XXXI. Bayanganku.
“Aku benar-benar berpikir kami akan terbiasa menjalani kehidupan kami seperti dahulu, ternyata aku agak salah tentang ini.”
Masih sempat-sempatnya aku mengecek smartphoneku saat bangun tidur, mengecek ucapan selamat pagi yang baru dari Jacob.seperti biasanya, ucapan itu masih sama diiringi dengan emotikon cinta.

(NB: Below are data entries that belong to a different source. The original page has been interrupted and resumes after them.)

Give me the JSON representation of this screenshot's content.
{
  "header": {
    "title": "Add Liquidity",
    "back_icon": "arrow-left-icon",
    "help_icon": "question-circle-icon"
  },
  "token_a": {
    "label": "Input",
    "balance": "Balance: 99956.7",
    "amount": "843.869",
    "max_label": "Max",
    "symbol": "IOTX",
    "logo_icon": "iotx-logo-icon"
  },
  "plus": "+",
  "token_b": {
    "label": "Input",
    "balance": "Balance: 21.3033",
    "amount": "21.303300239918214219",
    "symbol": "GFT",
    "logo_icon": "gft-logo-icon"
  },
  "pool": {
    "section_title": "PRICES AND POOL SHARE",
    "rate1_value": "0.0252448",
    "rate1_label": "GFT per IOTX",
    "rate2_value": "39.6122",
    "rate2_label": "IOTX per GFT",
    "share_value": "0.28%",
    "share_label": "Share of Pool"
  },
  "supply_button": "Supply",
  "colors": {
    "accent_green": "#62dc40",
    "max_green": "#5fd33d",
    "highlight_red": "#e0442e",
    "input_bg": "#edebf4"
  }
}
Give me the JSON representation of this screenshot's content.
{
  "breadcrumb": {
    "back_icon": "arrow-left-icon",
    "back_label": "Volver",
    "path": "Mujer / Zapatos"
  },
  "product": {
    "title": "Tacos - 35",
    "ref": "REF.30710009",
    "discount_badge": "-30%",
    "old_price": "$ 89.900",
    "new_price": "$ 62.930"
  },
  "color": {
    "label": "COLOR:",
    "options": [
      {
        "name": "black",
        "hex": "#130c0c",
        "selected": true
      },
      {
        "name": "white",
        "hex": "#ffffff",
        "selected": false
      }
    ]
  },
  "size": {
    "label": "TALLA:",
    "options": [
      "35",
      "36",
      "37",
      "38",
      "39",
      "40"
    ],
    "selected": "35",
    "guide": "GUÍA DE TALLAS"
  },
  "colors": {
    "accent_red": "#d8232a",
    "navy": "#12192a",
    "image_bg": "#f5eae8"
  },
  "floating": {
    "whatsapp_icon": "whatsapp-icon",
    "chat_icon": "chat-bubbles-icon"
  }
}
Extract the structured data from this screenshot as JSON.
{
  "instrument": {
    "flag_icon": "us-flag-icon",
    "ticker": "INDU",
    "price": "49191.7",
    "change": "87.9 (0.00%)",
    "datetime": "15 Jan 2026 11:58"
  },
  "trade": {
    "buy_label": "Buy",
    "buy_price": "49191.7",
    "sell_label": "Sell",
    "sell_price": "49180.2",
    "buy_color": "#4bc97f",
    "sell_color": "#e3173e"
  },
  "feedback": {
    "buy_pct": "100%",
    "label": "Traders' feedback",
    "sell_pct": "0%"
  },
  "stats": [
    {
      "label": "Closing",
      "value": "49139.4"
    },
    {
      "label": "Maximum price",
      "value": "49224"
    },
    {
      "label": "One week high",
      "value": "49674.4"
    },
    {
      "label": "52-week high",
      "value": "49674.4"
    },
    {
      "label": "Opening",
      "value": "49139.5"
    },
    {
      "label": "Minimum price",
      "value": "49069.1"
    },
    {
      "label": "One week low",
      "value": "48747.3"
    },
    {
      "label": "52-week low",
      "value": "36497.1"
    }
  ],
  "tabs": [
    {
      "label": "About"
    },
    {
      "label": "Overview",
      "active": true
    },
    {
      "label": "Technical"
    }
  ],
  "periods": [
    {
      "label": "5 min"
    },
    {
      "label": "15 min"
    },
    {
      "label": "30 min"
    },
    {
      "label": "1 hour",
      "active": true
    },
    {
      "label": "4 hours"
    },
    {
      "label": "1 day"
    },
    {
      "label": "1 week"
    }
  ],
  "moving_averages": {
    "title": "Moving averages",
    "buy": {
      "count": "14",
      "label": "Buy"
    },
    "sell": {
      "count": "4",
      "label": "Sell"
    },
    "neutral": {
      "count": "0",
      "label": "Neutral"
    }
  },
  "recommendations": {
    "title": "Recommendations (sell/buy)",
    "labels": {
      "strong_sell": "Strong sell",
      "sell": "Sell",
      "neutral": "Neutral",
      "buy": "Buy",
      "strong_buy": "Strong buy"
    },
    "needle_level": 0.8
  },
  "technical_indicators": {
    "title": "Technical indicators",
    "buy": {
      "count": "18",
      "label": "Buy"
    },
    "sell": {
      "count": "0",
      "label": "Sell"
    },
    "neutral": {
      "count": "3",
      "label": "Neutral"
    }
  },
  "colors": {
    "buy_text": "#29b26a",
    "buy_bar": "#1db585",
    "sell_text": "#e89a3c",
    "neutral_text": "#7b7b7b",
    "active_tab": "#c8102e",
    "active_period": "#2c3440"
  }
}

Kemarin aku melewatkan kuliahku untuk 2 bulan dan sekarang aku harus mengulang 1 semester lagi agar belajarku semakin maksimal, begitulah kata dosen pembimbing. Lalu dari sini aku mulai hidup baru dengan tekad yang lebih kuat dari kemarin.
Hubunganku dengan Jacob baik baik saja setelah 1 tahun yang baru untuk kedekatan kami. Yah, walau ia terkadang sediking melenceng, biasalah lelaki. Sekarang aku juga sudah lebih biasa menegurnya ketimbang memilih jalan putus lagi. Namun kami memang tidak berhak putus, karena ini hanya hubungan tanpa status yang kami jalanin.
Sebenarnya Jacob tak terlalu nakal, apalagi jahat. Dia menceritakan kepadaku, saat ia stress. Maka ia berpikiran untuk setidaknya merokok ataupun meminum minuman keras. Yah aku agak kecewa dengan keputusannya. Setelah kami bicarakan baik-baik, ia pun berpikir merokok dan minuman keras tak terlalu baik untuk tubuhnya.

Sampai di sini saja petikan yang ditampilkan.